Siempre he disfrutado mucho escuchando a mi madre –catalana de ancestros solo catalanes– cómo fue su primer gazpacho. No tenía aún 18 años y estaba de viaje con unas monjas por Andalucía. Corría julio. En alguna de las mesas a las que se sentaron les pusieron un plato hondo por delante y mi pobre madre temió lo peor. «Madre de Dios –pensó– ¡con este calor me van a dar sopa!». Su primera sorpresa fue descubrir que la sopa estaba fría. La segunda, que sabía a verduras y era una delicia. Nunca había probado –ni oído hablar, ni visto– el gazpacho. Años antes a mi abuela materna una clienta andaluza le había pasado la receta del arroz con leche y ella lo sirvió de primero, caliente y con pan migado.
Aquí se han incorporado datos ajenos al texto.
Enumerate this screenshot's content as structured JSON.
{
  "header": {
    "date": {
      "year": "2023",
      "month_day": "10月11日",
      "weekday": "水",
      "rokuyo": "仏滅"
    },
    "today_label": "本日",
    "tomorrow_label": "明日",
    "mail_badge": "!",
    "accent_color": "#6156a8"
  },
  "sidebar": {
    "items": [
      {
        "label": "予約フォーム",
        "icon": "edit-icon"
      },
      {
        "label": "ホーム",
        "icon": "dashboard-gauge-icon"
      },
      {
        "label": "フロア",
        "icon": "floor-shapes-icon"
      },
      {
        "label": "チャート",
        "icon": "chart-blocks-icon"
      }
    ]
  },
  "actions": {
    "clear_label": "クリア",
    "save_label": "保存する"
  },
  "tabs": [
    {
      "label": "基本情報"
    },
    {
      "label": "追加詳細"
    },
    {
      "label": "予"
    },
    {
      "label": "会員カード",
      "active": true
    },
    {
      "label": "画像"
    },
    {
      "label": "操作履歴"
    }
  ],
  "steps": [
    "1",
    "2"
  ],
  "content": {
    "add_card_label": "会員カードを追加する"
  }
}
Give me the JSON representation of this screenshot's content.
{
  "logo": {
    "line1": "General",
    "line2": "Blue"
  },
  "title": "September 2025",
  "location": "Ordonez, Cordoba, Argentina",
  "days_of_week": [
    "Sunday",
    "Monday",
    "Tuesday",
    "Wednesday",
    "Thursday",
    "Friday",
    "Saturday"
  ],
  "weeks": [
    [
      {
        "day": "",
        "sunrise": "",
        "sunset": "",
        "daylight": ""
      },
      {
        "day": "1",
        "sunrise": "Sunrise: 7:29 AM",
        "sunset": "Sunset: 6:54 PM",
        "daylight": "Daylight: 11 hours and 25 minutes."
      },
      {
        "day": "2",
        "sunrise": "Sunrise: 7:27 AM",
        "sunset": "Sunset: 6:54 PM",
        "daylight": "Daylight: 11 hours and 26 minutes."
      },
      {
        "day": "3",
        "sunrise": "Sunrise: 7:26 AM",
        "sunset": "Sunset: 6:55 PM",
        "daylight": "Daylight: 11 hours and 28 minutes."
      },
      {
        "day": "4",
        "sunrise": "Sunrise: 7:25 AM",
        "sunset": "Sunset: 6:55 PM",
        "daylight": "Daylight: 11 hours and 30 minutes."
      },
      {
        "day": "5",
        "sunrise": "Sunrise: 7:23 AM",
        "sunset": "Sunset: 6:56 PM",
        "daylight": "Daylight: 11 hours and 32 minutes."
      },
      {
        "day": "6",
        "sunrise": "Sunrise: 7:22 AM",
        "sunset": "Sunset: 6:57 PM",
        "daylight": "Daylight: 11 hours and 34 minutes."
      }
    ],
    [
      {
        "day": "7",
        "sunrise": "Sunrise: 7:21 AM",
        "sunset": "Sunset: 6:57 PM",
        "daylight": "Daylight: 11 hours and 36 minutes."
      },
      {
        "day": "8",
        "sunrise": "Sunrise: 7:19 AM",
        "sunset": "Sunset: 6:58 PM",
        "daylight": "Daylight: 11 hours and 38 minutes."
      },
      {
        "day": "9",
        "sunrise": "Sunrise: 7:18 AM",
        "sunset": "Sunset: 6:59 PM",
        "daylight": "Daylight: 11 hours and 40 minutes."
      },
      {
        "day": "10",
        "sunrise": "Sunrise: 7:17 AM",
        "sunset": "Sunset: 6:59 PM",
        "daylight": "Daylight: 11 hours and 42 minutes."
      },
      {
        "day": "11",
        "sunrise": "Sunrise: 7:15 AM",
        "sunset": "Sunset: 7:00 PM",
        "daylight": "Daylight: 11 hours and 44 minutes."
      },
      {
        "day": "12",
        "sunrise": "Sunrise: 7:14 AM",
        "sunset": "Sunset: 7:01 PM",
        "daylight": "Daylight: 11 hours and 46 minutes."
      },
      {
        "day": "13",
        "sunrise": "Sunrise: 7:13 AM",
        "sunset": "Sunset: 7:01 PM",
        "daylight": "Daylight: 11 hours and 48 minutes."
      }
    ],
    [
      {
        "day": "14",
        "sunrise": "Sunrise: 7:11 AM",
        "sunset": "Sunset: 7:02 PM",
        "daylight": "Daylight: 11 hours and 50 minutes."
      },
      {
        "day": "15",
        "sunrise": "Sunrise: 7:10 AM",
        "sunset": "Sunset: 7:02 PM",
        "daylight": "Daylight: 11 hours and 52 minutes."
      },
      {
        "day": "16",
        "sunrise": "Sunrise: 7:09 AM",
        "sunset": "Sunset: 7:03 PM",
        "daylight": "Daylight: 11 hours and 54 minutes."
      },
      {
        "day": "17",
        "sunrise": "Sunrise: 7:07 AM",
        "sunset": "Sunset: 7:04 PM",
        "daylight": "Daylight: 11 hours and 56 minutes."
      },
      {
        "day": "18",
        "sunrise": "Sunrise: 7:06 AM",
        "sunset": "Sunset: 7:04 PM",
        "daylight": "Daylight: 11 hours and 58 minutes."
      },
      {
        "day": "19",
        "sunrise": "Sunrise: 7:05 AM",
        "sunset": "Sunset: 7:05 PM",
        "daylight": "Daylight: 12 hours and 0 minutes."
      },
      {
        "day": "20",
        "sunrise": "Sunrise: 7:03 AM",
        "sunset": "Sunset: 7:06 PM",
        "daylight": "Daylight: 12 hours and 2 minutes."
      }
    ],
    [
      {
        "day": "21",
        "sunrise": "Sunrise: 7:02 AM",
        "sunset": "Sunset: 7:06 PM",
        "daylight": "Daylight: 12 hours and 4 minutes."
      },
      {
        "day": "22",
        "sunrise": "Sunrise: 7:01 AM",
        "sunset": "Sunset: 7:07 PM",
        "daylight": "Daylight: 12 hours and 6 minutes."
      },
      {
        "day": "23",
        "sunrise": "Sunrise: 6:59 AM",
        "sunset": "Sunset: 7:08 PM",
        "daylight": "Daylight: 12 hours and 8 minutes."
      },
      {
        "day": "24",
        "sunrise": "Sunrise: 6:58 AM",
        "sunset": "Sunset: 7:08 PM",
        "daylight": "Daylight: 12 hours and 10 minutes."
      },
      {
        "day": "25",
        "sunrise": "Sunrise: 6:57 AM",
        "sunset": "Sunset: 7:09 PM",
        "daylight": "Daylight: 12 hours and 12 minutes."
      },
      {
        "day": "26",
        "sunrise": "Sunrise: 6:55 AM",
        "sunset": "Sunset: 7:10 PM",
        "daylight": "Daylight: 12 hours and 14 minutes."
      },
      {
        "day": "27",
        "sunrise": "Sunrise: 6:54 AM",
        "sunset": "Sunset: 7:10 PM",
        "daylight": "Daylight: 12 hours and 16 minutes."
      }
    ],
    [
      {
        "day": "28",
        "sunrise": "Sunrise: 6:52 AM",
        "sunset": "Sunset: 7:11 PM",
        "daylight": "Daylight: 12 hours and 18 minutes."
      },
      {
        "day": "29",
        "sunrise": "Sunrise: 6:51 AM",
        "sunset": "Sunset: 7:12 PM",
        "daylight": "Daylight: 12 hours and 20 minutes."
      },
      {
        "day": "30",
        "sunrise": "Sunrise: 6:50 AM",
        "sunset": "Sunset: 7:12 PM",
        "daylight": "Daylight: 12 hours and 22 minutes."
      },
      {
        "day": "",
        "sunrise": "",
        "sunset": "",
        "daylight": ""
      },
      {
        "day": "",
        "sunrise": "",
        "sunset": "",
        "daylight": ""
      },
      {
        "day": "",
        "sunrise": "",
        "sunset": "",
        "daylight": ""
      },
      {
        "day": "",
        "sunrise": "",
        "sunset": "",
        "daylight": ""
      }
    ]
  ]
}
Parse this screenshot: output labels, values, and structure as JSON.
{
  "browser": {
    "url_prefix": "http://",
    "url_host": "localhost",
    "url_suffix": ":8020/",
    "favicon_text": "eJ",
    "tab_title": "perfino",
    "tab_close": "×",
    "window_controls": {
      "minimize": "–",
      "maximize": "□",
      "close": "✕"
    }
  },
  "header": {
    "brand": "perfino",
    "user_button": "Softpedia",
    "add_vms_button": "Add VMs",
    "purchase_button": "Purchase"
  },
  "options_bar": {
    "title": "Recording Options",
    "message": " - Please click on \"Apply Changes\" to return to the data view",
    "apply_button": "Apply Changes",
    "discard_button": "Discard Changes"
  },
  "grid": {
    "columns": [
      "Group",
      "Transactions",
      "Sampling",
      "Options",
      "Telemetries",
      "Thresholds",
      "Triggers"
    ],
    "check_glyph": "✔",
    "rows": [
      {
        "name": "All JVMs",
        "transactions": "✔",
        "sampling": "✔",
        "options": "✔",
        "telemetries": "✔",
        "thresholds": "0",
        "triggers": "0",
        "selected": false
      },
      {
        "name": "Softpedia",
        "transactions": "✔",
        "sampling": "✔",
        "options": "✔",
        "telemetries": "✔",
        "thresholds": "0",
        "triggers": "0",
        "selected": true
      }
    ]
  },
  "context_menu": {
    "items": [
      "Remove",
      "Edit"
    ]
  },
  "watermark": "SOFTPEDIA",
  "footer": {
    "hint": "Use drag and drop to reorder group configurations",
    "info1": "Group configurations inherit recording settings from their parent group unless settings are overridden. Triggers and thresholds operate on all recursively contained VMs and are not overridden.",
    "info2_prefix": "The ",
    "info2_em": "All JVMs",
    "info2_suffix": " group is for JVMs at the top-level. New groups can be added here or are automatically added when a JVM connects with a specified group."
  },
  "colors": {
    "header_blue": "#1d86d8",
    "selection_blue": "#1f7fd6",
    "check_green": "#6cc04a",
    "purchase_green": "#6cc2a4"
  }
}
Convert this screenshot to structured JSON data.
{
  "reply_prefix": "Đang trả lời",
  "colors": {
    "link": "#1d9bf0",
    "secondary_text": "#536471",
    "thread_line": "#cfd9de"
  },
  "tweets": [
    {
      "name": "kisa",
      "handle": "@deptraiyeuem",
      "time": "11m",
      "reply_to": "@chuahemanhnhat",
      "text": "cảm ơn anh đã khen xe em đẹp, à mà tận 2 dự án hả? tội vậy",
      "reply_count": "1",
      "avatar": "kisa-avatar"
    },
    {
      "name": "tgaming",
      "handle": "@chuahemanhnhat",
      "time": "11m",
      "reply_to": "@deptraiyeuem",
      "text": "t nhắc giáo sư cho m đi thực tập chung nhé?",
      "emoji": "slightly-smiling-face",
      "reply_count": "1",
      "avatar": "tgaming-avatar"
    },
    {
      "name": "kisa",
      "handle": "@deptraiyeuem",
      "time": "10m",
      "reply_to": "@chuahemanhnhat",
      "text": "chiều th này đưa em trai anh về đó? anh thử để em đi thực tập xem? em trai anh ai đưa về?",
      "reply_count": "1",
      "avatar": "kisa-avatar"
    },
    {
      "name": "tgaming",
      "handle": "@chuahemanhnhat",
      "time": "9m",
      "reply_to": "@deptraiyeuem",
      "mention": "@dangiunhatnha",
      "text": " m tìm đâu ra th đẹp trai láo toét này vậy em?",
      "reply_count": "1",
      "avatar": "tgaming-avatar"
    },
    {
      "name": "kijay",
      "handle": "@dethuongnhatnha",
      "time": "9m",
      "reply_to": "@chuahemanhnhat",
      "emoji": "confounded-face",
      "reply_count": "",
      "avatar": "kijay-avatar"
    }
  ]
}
Fue un anticipo de la hibridación gastronómica que se iba a vivir en la familia, donde hoy todos preparamos gazpacho, salmorejo, espinacas esparragadas, torrijas y arroz con leche como parte de nuestra herencia cultural. Y si solo fuera eso. 

LO QUE QUEREMOS

Hoy todos hacemos también cous-cous, guacamole, arroz tres delicias, hummus y, por supuesto, sushi. Nos morimos por hacer sushi. Yo misma estoy deseando que pase Sant Jordi para tener un poco de tranquilidad y apuntarme a un curso de cocina japonesa. Los míos se relamen solo de pensarlo. Y eso no quita, claro, que de vez en cuando no necesitemos lo propio, lo de siempre, y nos pongamos a preparar una buena escudella, un buen fricandó, una sepia con guisantes del Maresme (tienen que ser del Maresme) o una humilde y ancestral sopa de farigola. Como nuestras posibilidades son internacionales, nuestras mesas también lo son.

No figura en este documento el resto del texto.